The cheap way to bigger muscles: 5 tips for the student

It's not hard to spend a lot of money when you start training for muscle building. Expensive fitness subscription, exercise clothes, countless dietary supplements, hours at a personal trainer and maybe even new workout clothes - before you've realized you've spent several thousand dollars.

But as a student, the budget is tight, and for most students, the (unnecessary) expensive way for strength training is not an option. Read here 5 tips to get cheap from the start of muscle building as a student.


1: Go for the cheap protein

You already know that it is important to get enough protein if you want to increase muscle mass. In fact, the body must use 2-2.5 g protein per kg body weight. But protein can also be expensive if you only get it through kilos of steak and beef jerky. So how do you find cheap protein sources?

A few bids on cheap protein sources are green lentils (14 øre per protein), chickpeas (19 øre per g protein), minced beef (29 øre per g protein). To put it in relief for an expensive protein source, cashew nuts cost 2.7 dollars per gram of protein. So, there are many to save if you find cheap protein sources.


2: Find cheap protein sources yourself

You can also find the price per gram of protein yourself as follows:

  • Find the kilo price on the respective food
  • Divider the kilo price by 10 (so you get the price per 100 g)
  • Divide the price per 100 g with g protein per 100 g


3: Avoid waste of money with countless supplements

Nutritional supporters have successfully created a myth that you need to take countless supplements to build muscle mass. It is wrong. If you are eating a protein rich and healthy diet, you do not need protein powder, BCAA, pre-workout supplements or whatever else it may be called.

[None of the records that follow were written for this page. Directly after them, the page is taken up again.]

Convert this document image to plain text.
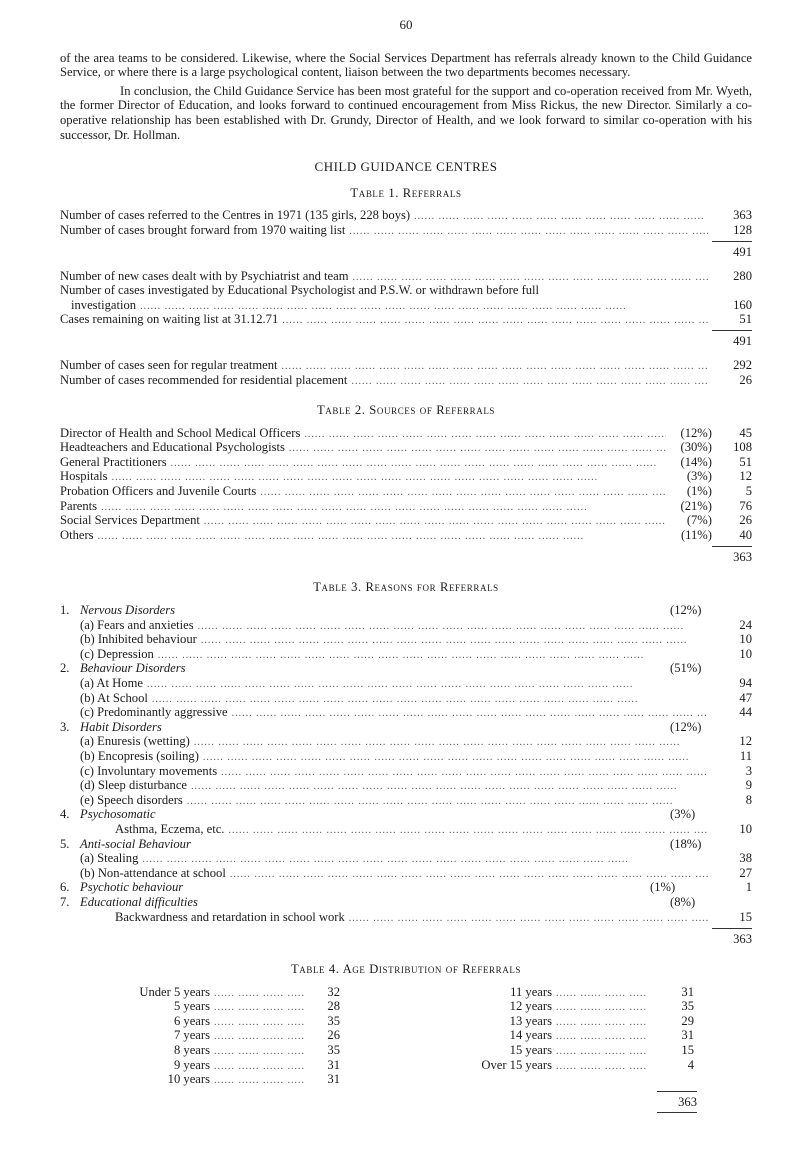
60

of the area teams to be considered. Likewise, where the Social Services Department has referrals already known to the Child Guidance Service, or where there is a large psychological content, liaison between the two departments becomes necessary.

In conclusion, the Child Guidance Service has been most grateful for the support and co-operation received from Mr. Wyeth, the former Director of Education, and looks forward to continued encouragement from Miss Rickus, the new Director. Similarly a co-operative relationship has been established with Dr. Grundy, Director of Health, and we look forward to similar co-operation with his successor, Dr. Hollman.

CHILD GUIDANCE CENTRES
Table 1. Referrals
Number of cases referred to the Centres in 1971 (135 girls, 228 boys) .....	363
Number of cases brought forward from 1970 waiting list .....	128
491
Number of new cases dealt with by Psychiatrist and team .....	280
Number of cases investigated by Educational Psychologist and P.S.W. or withdrawn before full
investigation .....	160
Cases remaining on waiting list at 31.12.71 .....	51
491
Number of cases seen for regular treatment .....	292
Number of cases recommended for residential placement .....	26
Table 2. Sources of Referrals
Director of Health and School Medical Officers .....	(12%)	45
Headteachers and Educational Psychologists .....	(30%)	108
General Practitioners .....	(14%)	51
Hospitals .....	(3%)	12
Probation Officers and Juvenile Courts .....	(1%)	5
Parents .....	(21%)	76
Social Services Department .....	(7%)	26
Others .....	(11%)	40
363
Table 3. Reasons for Referrals
1. Nervous Disorders	(12%)
(a) Fears and anxieties .....	24
(b) Inhibited behaviour .....	10
(c) Depression .....	10
2. Behaviour Disorders	(51%)
(a) At Home .....	94
(b) At School .....	47
(c) Predominantly aggressive .....	44
3. Habit Disorders	(12%)
(a) Enuresis (wetting) .....	12
(b) Encopresis (soiling) .....	11
(c) Involuntary movements .....	3
(d) Sleep disturbance .....	9
(e) Speech disorders .....	8
4. Psychosomatic	(3%)
Asthma, Eczema, etc. .....	10
5. Anti-social Behaviour	(18%)
(a) Stealing .....	38
(b) Non-attendance at school .....	27
6. Psychotic behaviour	(1%)	1
7. Educational difficulties	(8%)
Backwardness and retardation in school work .....	15
363
Table 4. Age Distribution of Referrals
Under 5 years .....	32
5 years .....	28
6 years .....	35
7 years .....	26
8 years .....	35
9 years .....	31
10 years .....	31
11 years .....	31
12 years .....	35
13 years .....	29
14 years .....	31
15 years .....	15
Over 15 years .....	4
363
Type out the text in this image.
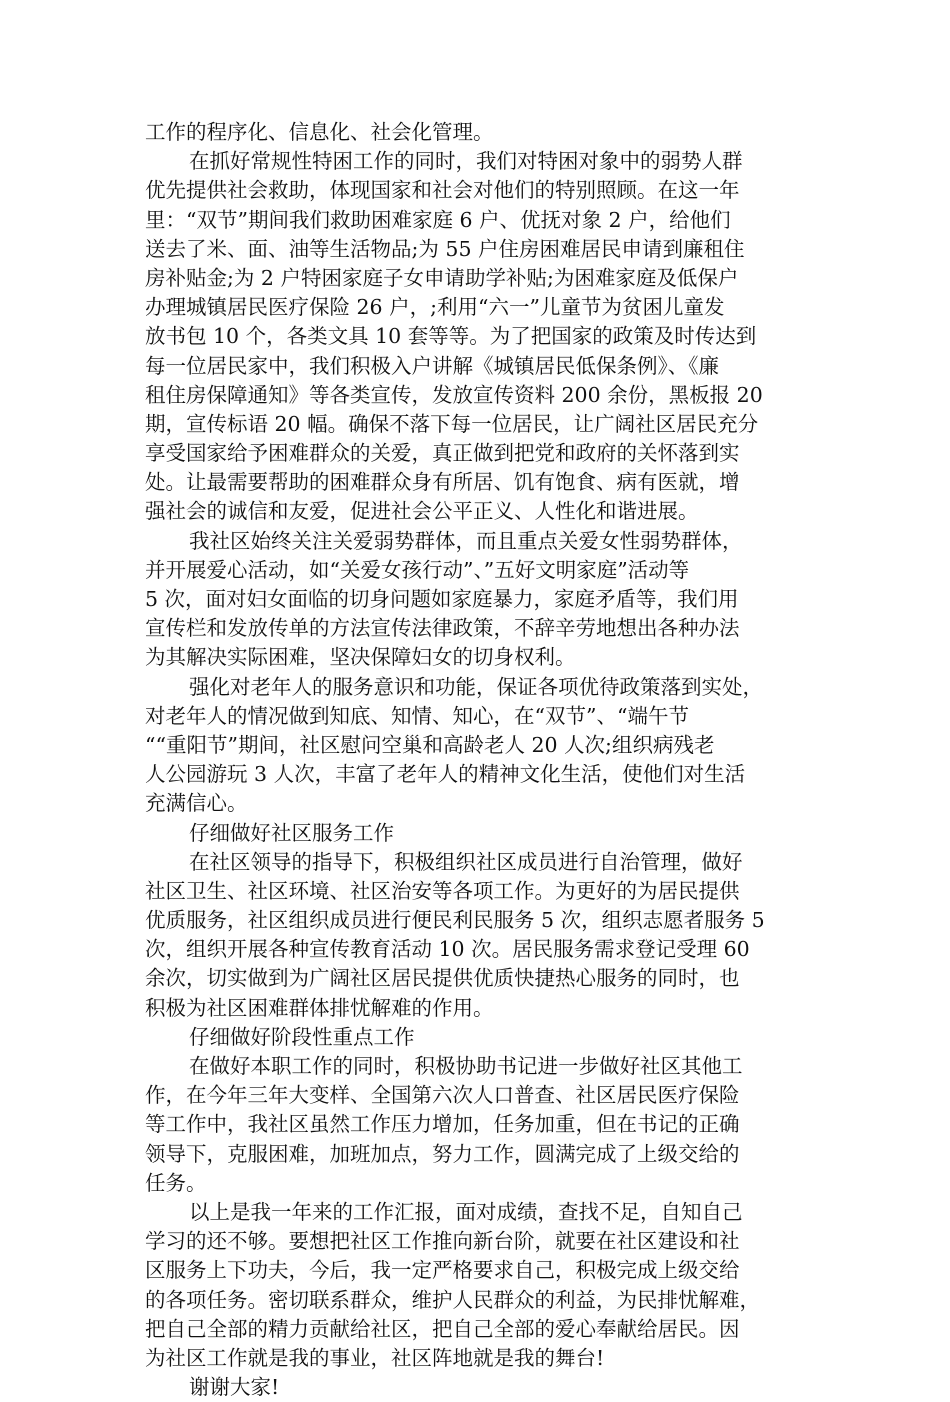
工作的程序化、信息化、社会化管理。
在抓好常规性特困工作的同时，我们对特困对象中的弱势人群
优先提供社会救助，体现国家和社会对他们的特别照顾。在这一年
里：“双节”期间我们救助困难家庭 6 户、优抚对象 2 户，给他们
送去了米、面、油等生活物品;为 55 户住房困难居民申请到廉租住
房补贴金;为 2 户特困家庭子女申请助学补贴;为困难家庭及低保户
办理城镇居民医疗保险 26 户，;利用“六一”儿童节为贫困儿童发
放书包 10 个，各类文具 10 套等等。为了把国家的政策及时传达到
每一位居民家中，我们积极入户讲解《城镇居民低保条例》、《廉
租住房保障通知》等各类宣传，发放宣传资料 200 余份，黑板报 20
期，宣传标语 20 幅。确保不落下每一位居民，让广阔社区居民充分
享受国家给予困难群众的关爱，真正做到把党和政府的关怀落到实
处。让最需要帮助的困难群众身有所居、饥有饱食、病有医就，增
强社会的诚信和友爱，促进社会公平正义、人性化和谐进展。
我社区始终关注关爱弱势群体，而且重点关爱女性弱势群体，
并开展爱心活动，如“关爱女孩行动”、”五好文明家庭”活动等
5 次，面对妇女面临的切身问题如家庭暴力，家庭矛盾等，我们用
宣传栏和发放传单的方法宣传法律政策，不辞辛劳地想出各种办法
为其解决实际困难，坚决保障妇女的切身权利。
强化对老年人的服务意识和功能，保证各项优待政策落到实处，
对老年人的情况做到知底、知情、知心，在“双节”、“端午节
““重阳节”期间，社区慰问空巢和高龄老人 20 人次;组织病残老
人公园游玩 3 人次，丰富了老年人的精神文化生活，使他们对生活
充满信心。
仔细做好社区服务工作
在社区领导的指导下，积极组织社区成员进行自治管理，做好
社区卫生、社区环境、社区治安等各项工作。为更好的为居民提供
优质服务，社区组织成员进行便民利民服务 5 次，组织志愿者服务 5
次，组织开展各种宣传教育活动 10 次。居民服务需求登记受理 60
余次，切实做到为广阔社区居民提供优质快捷热心服务的同时，也
积极为社区困难群体排忧解难的作用。
仔细做好阶段性重点工作
在做好本职工作的同时，积极协助书记进一步做好社区其他工
作，在今年三年大变样、全国第六次人口普查、社区居民医疗保险
等工作中，我社区虽然工作压力增加，任务加重，但在书记的正确
领导下，克服困难，加班加点，努力工作，圆满完成了上级交给的
任务。
以上是我一年来的工作汇报，面对成绩，查找不足，自知自己
学习的还不够。要想把社区工作推向新台阶，就要在社区建设和社
区服务上下功夫，今后，我一定严格要求自己，积极完成上级交给
的各项任务。密切联系群众，维护人民群众的利益，为民排忧解难，
把自己全部的精力贡献给社区，把自己全部的爱心奉献给居民。因
为社区工作就是我的事业，社区阵地就是我的舞台!
谢谢大家!
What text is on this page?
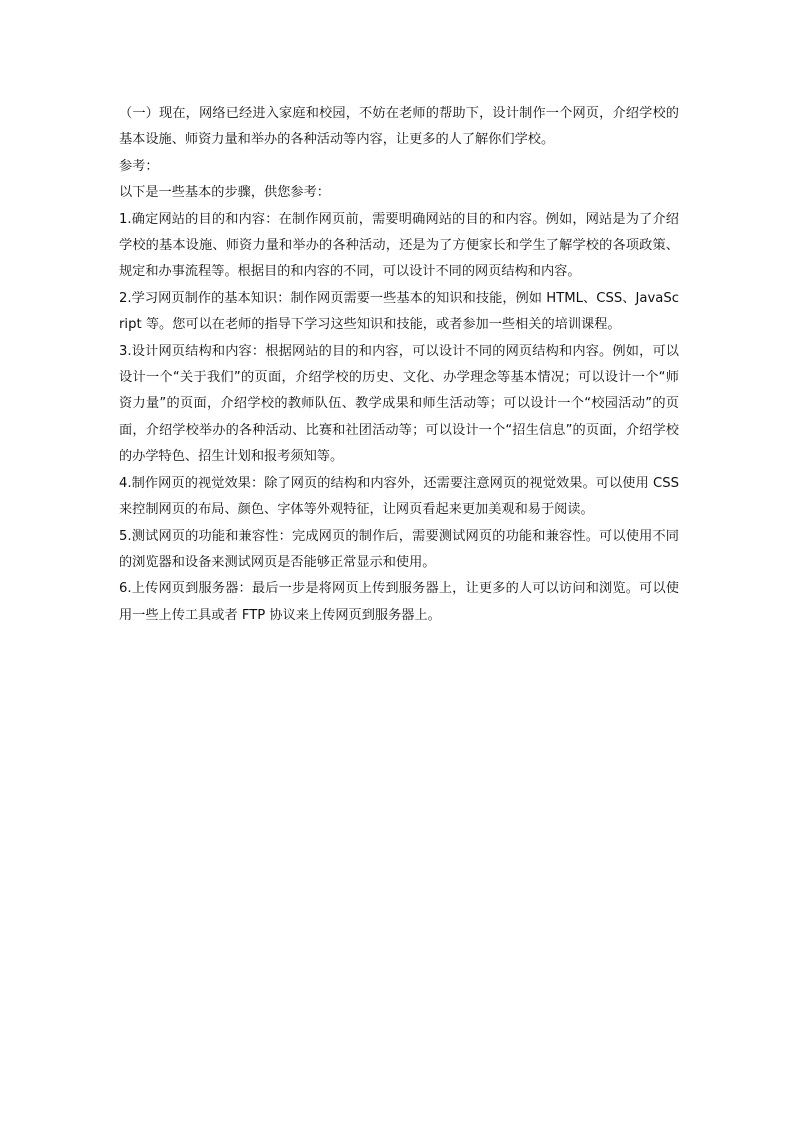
（一）现在，网络已经进入家庭和校园，不妨在老师的帮助下，设计制作一个网页，介绍学校的基本设施、师资力量和举办的各种活动等内容，让更多的人了解你们学校。

参考：

以下是一些基本的步骤，供您参考：

1.确定网站的目的和内容：在制作网页前，需要明确网站的目的和内容。例如，网站是为了介绍学校的基本设施、师资力量和举办的各种活动，还是为了方便家长和学生了解学校的各项政策、规定和办事流程等。根据目的和内容的不同，可以设计不同的网页结构和内容。

2.学习网页制作的基本知识：制作网页需要一些基本的知识和技能，例如 HTML、CSS、JavaScript 等。您可以在老师的指导下学习这些知识和技能，或者参加一些相关的培训课程。

3.设计网页结构和内容：根据网站的目的和内容，可以设计不同的网页结构和内容。例如，可以设计一个“关于我们”的页面，介绍学校的历史、文化、办学理念等基本情况；可以设计一个“师资力量”的页面，介绍学校的教师队伍、教学成果和师生活动等；可以设计一个“校园活动”的页面，介绍学校举办的各种活动、比赛和社团活动等；可以设计一个“招生信息”的页面，介绍学校的办学特色、招生计划和报考须知等。

4.制作网页的视觉效果：除了网页的结构和内容外，还需要注意网页的视觉效果。可以使用 CSS 来控制网页的布局、颜色、字体等外观特征，让网页看起来更加美观和易于阅读。

5.测试网页的功能和兼容性：完成网页的制作后，需要测试网页的功能和兼容性。可以使用不同的浏览器和设备来测试网页是否能够正常显示和使用。

6.上传网页到服务器：最后一步是将网页上传到服务器上，让更多的人可以访问和浏览。可以使用一些上传工具或者 FTP 协议来上传网页到服务器上。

In fact, you only need one dietary supplement: creatine. Why? Because creatine helps with an additional 20-30% progress in muscle mass, and because one as such can not get enough creatine through the diet only. Instead, if you want to supplement something beyond the creature, you can rightly buy protein bars. You can see a test of protein bars by Liftmore.dk .


4: Go for the cheap gyms

Some universities and educational institutions offer free or very cheap fitness facilities. If your university offers it, then work out. If your university does not provide fitness facilities, it is important to find the cheap fitness centers where you do not pay hundreds of dollars a month for a subscription. Eg. A new fitness chain has been started, called URBAN GYM , where you only pay 99, - kroner a month.


5: You do not need a personal trainer at the beginning

Many people spend thousands of dollars at a personal trainer for the preparation of a training program when they begin. You do not need it at all. You can find countless good training programs online with a simple google search. This does not mean that you will never ever have to invest in a personal trainer at one point. For example, when you Have been training for a few months, it may be very valuable to buy a few hours with a personal trainer who can correct your technique and give you feedback on your training. But you do not need it at first.